Вернемся, однако, к чувству юмора Высоцкого. Нельзя не заметить, что поэт позволял себе шутить с теми, с кем бы любой другой шутить никогда не решился. Один из друзей Высоцкого так вспоминает, например, его оригинальную реакцию на работу бюрократической машины: «Володя должен был оформить себе паспорт, ему надо было опять ехать к Марине. С виду обычная формальность, все ведь его знали в милиции, в паспортном бюро, делали это много раз, но в тот момент стали затягивать сроки выдачи. Володя никак не мог понять, зачем они это делают. Ему там сказали, что во время последнего выезда по возвращении он не сдал паспорт в установленные сроки. Он беспечно ответил, что был занят, но это их не удовлетворило. Они не хотели продлевать сроки действия загранпаспорта. Тогда Володя пошел к офицеру, от которого зависело это дело, разговаривал с ним, но безрезультатно. Страшно нервничая, он заявил этому служащему, что будет жаловаться на его медлительность вышестоящему по должности полковнику. Прошло еще несколько дней, у Володи оставалось мало времени, он обещал Марине, что приедет. И тогда… это было при мне… он признался, что времени больше нет, а паспорт нужен сейчас, что у полковника он не был, да и не знал вышестоящего по должности офицера, с которым говорил. Тогда он взял телефон, набрал номер паспортного бюро, попросил «своего» офицера, которому кратко заявил: «Значит, дело выглядит так: я был уже у полковника, говорил с ним, он сказал, что паспорт должен быть готов, и он, конечно, сделает выводы по поводу волокиты», — и положил трубку. От полной неожиданности я воскликнул: «Володя, что ты делаешь?! Ты же ведь блефуешь…». А Володя спокойно: «Ничего. Они тоже блефуют».
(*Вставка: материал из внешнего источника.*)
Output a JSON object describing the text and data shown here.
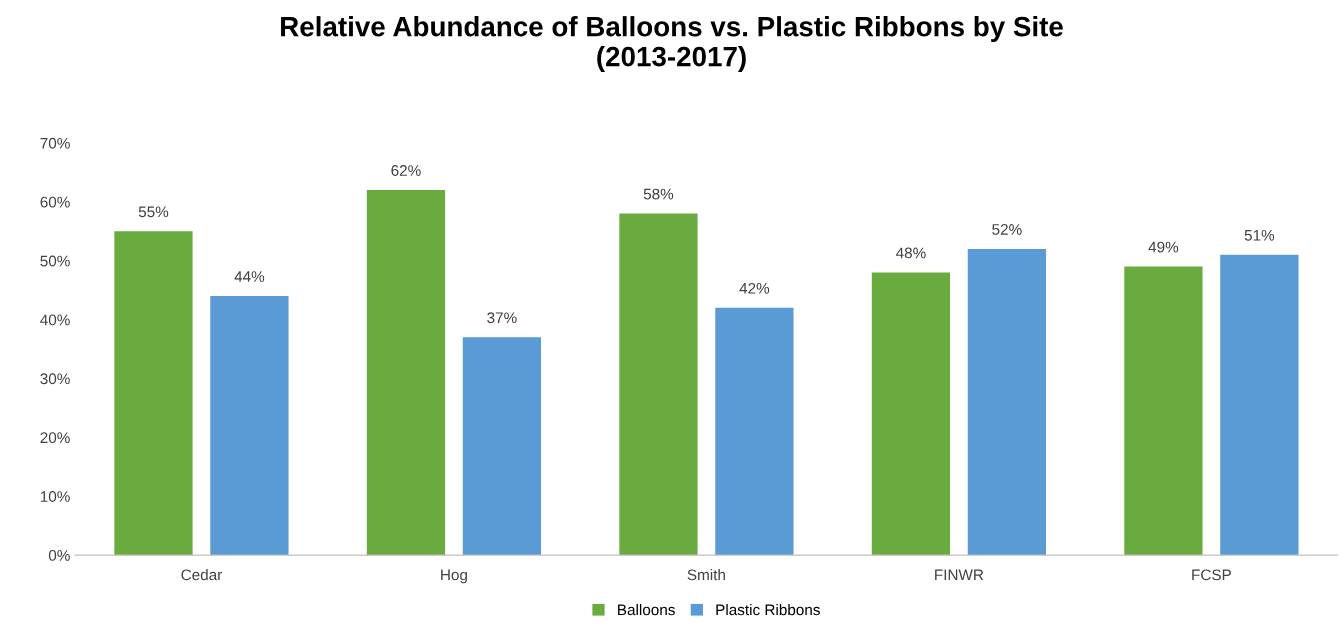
{
  "chart_data": {
    "type": "bar",
    "title": "Relative Abundance of Balloons vs. Plastic Ribbons by Site\n(2013-2017)",
    "categories": [
      "Cedar",
      "Hog",
      "Smith",
      "FINWR",
      "FCSP"
    ],
    "series": [
      {
        "name": "Balloons",
        "color": "#6aab3f",
        "values": [
          55,
          62,
          58,
          48,
          49
        ],
        "value_labels": [
          "55%",
          "62%",
          "58%",
          "48%",
          "49%"
        ]
      },
      {
        "name": "Plastic Ribbons",
        "color": "#5b9bd5",
        "values": [
          44,
          37,
          42,
          52,
          51
        ],
        "value_labels": [
          "44%",
          "37%",
          "42%",
          "52%",
          "51%"
        ]
      }
    ],
    "ylim": [
      0,
      70
    ],
    "yticks": [
      {
        "value": 0,
        "label": "0%"
      },
      {
        "value": 10,
        "label": "10%"
      },
      {
        "value": 20,
        "label": "20%"
      },
      {
        "value": 30,
        "label": "30%"
      },
      {
        "value": 40,
        "label": "40%"
      },
      {
        "value": 50,
        "label": "50%"
      },
      {
        "value": 60,
        "label": "60%"
      },
      {
        "value": 70,
        "label": "70%"
      }
    ],
    "grid": false,
    "legend": "bottom"
  }
}
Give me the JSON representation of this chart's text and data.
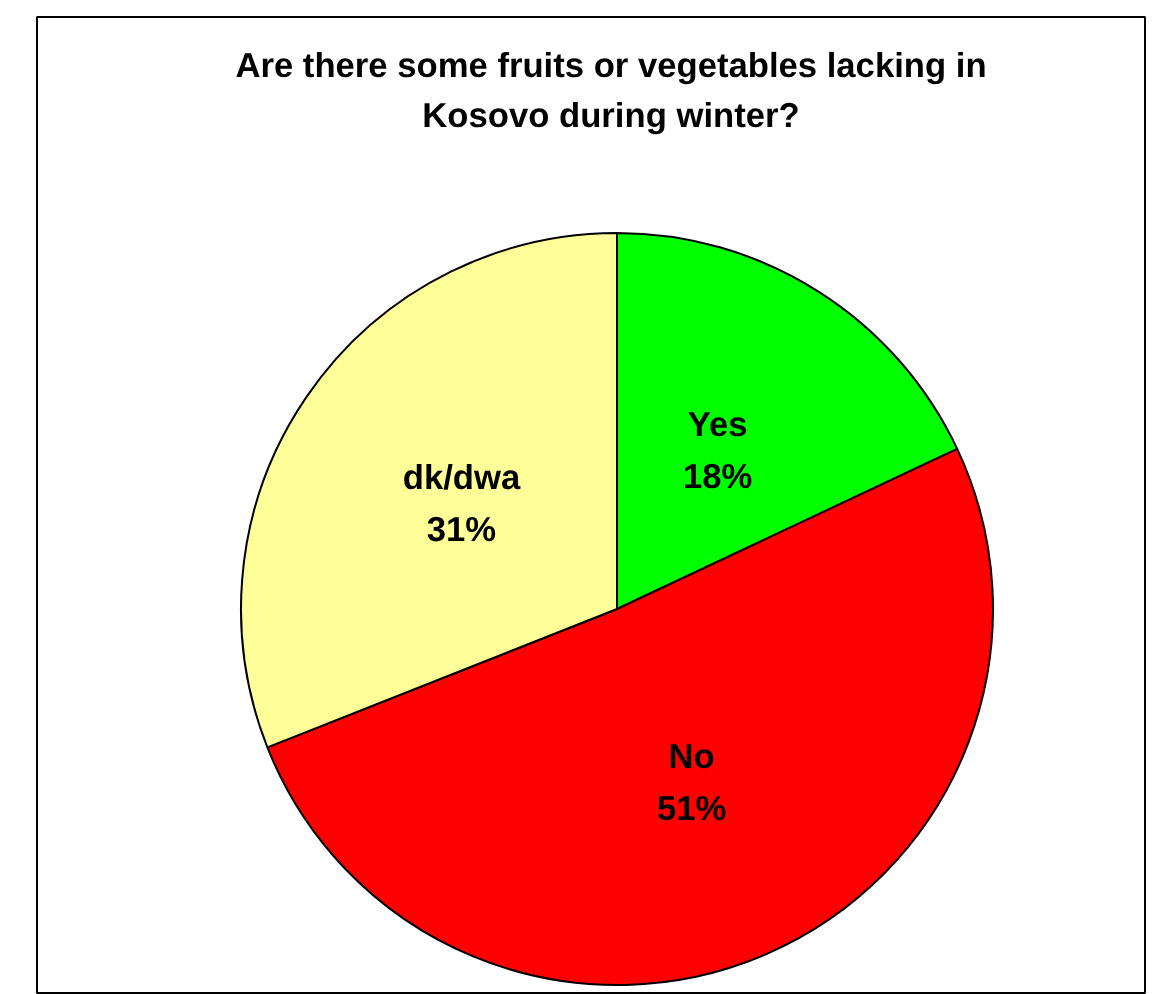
{
  "chart_data": {
    "type": "pie",
    "title": "Are there some fruits or vegetables lacking in Kosovo during winter?",
    "categories": [
      "Yes",
      "No",
      "dk/dwa"
    ],
    "values": [
      18,
      51,
      31
    ],
    "colors": [
      "#00ff00",
      "#ff0000",
      "#ffff99"
    ],
    "value_labels": [
      "18%",
      "51%",
      "31%"
    ]
  }
}
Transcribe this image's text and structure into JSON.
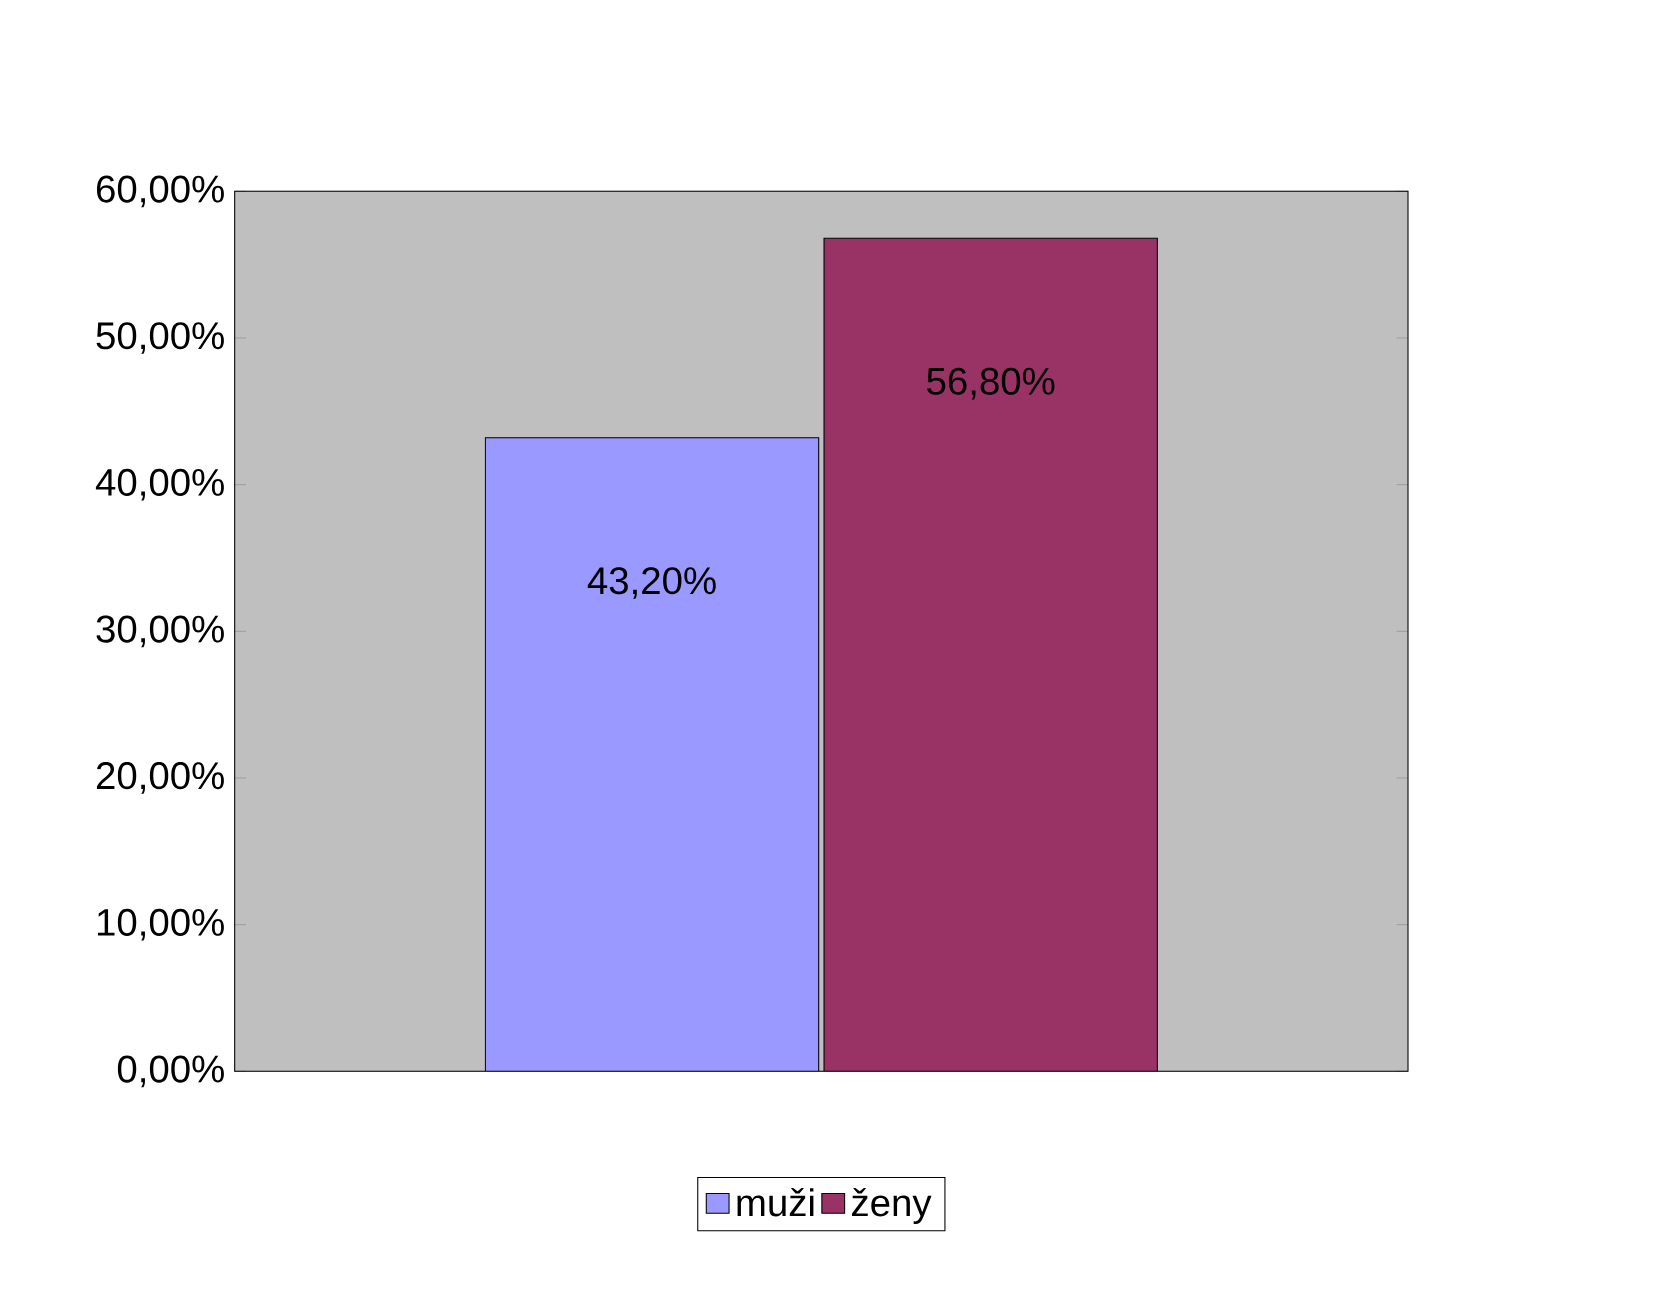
{
  "chart_data": {
    "type": "bar",
    "categories": [
      null
    ],
    "series": [
      {
        "name": "muži",
        "color": "#9999ff",
        "values": [
          43.2
        ],
        "value_labels": [
          "43,20%"
        ]
      },
      {
        "name": "ženy",
        "color": "#993366",
        "values": [
          56.8
        ],
        "value_labels": [
          "56,80%"
        ]
      }
    ],
    "ylim": [
      0,
      60
    ],
    "yticks": [
      {
        "value": 0,
        "label": "0,00%"
      },
      {
        "value": 10,
        "label": "10,00%"
      },
      {
        "value": 20,
        "label": "20,00%"
      },
      {
        "value": 30,
        "label": "30,00%"
      },
      {
        "value": 40,
        "label": "40,00%"
      },
      {
        "value": 50,
        "label": "50,00%"
      },
      {
        "value": 60,
        "label": "60,00%"
      }
    ],
    "grid": "y",
    "legend": "bottom"
  }
}
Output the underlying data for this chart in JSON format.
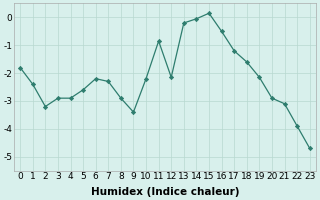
{
  "x": [
    0,
    1,
    2,
    3,
    4,
    5,
    6,
    7,
    8,
    9,
    10,
    11,
    12,
    13,
    14,
    15,
    16,
    17,
    18,
    19,
    20,
    21,
    22,
    23
  ],
  "y": [
    -1.8,
    -2.4,
    -3.2,
    -2.9,
    -2.9,
    -2.6,
    -2.2,
    -2.3,
    -2.9,
    -3.4,
    -2.2,
    -0.85,
    -2.15,
    -0.2,
    -0.05,
    0.15,
    -0.5,
    -1.2,
    -1.6,
    -2.15,
    -2.9,
    -3.1,
    -3.9,
    -4.7
  ],
  "line_color": "#2e7d6e",
  "marker": "D",
  "marker_size": 2.2,
  "bg_color": "#d8f0ec",
  "grid_color": "#b8d8d0",
  "xlabel": "Humidex (Indice chaleur)",
  "xlim": [
    -0.5,
    23.5
  ],
  "ylim": [
    -5.5,
    0.5
  ],
  "yticks": [
    0,
    -1,
    -2,
    -3,
    -4,
    -5
  ],
  "xticks": [
    0,
    1,
    2,
    3,
    4,
    5,
    6,
    7,
    8,
    9,
    10,
    11,
    12,
    13,
    14,
    15,
    16,
    17,
    18,
    19,
    20,
    21,
    22,
    23
  ],
  "xtick_labels": [
    "0",
    "1",
    "2",
    "3",
    "4",
    "5",
    "6",
    "7",
    "8",
    "9",
    "10",
    "11",
    "12",
    "13",
    "14",
    "15",
    "16",
    "17",
    "18",
    "19",
    "20",
    "21",
    "22",
    "23"
  ],
  "xlabel_fontsize": 7.5,
  "tick_fontsize": 6.5
}
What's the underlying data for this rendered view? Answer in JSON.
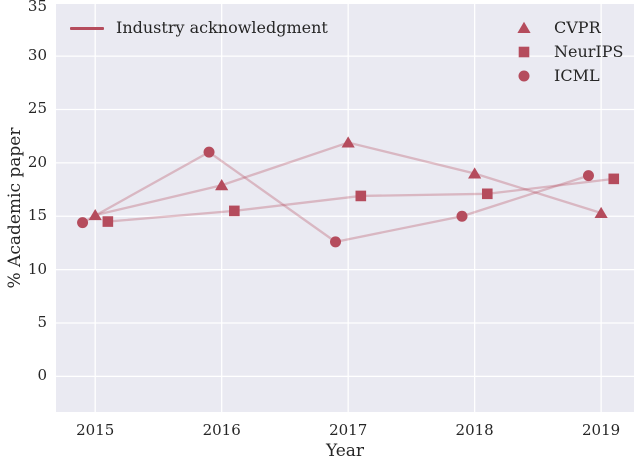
{
  "figure": {
    "background": "#ffffff",
    "plot_background": "#eaeaf2",
    "grid_color": "#ffffff",
    "text_color": "#262626",
    "accent_color": "#b54c5d",
    "faded_line_alpha": 0.32
  },
  "chart_data": {
    "type": "line",
    "title": "",
    "xlabel": "Year",
    "ylabel": "% Academic paper",
    "x": [
      2015,
      2016,
      2017,
      2018,
      2019
    ],
    "xtick_labels": [
      "2015",
      "2016",
      "2017",
      "2018",
      "2019"
    ],
    "yticks": [
      0,
      5,
      10,
      15,
      20,
      25,
      30,
      35
    ],
    "xlim": [
      2014.69,
      2019.26
    ],
    "ylim": [
      -3.34,
      34.88
    ],
    "grid": true,
    "line_legend": {
      "label": "Industry acknowledgment",
      "position": "upper-left"
    },
    "legend_position": "upper-right",
    "series": [
      {
        "name": "CVPR",
        "marker": "triangle",
        "x_offset": 0.0,
        "values": [
          15.1,
          17.9,
          21.9,
          19.0,
          15.3
        ]
      },
      {
        "name": "NeurIPS",
        "marker": "square",
        "x_offset": 0.1,
        "values": [
          14.5,
          15.5,
          16.9,
          17.1,
          18.5
        ]
      },
      {
        "name": "ICML",
        "marker": "circle",
        "x_offset": -0.1,
        "values": [
          14.4,
          21.0,
          12.6,
          15.0,
          18.8
        ]
      }
    ]
  }
}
Естественно, что такая идея пришла на ум поэту не из желания развлечься, а потому что необходимо было что-то предпринять. Однако иногда Высоцкий похожими действиями разнообразил действительность, пробуя развеселить самого себя в ситуациях, вызывающих у него усталость или подавленность. Это была, скорее, защитная реакция организма, причем на подобные шутки поэт решался часто в последний период жизни, когда у него оставалось совсем мало поводов для смеха и оптимизма.

Его знакомый так описывает один случай: «Сижу у Володи. Болтаем. Звонит телефон. Володя встает, берет трубку. Хорошо слышу его ответы: «А-а-а, привет, Витя!.. У меня? Все хорошо. А что у тебя? Да! Это здорово! Ну конечно!.. А-а-а, помню, Витя, конечно, даже часто вспоминаю. Да, гулялось, а как поднималось… С ребятами… помнишь? Выпивалось… Это было время!.. Ну пока! Держись!». И положил трубку. «Какой-то приятель?!» — спросил я. «Кто?» — удивился он, как бы вообще не понимая, о ком говорю. Я тогда стал выяснять: «Ну, этот Витя, который сейчас звонил». Володя отрицательно покрутил головой: «Нет, я его не знаю». «Это как?!» — негодовал я. Володя пожал плечами: «Просто его не знаю». Приняв это за розыгрыш, я продолжал: «Но ведь ты сам говорил ему: «Витя». Говорил, что помнишь, как гулялось и поднималось». Володя, утомленный моей «речью», огрызнулся: «Не знаю этого типа, понимаешь? А говорил я ему: «Витя»… Так это он так сам назвался, сказал, что звонит Витя. А что гулялось, что проставлялось… Ну, а так гулялось, ставилось… Только не с ним, но какая разница!»».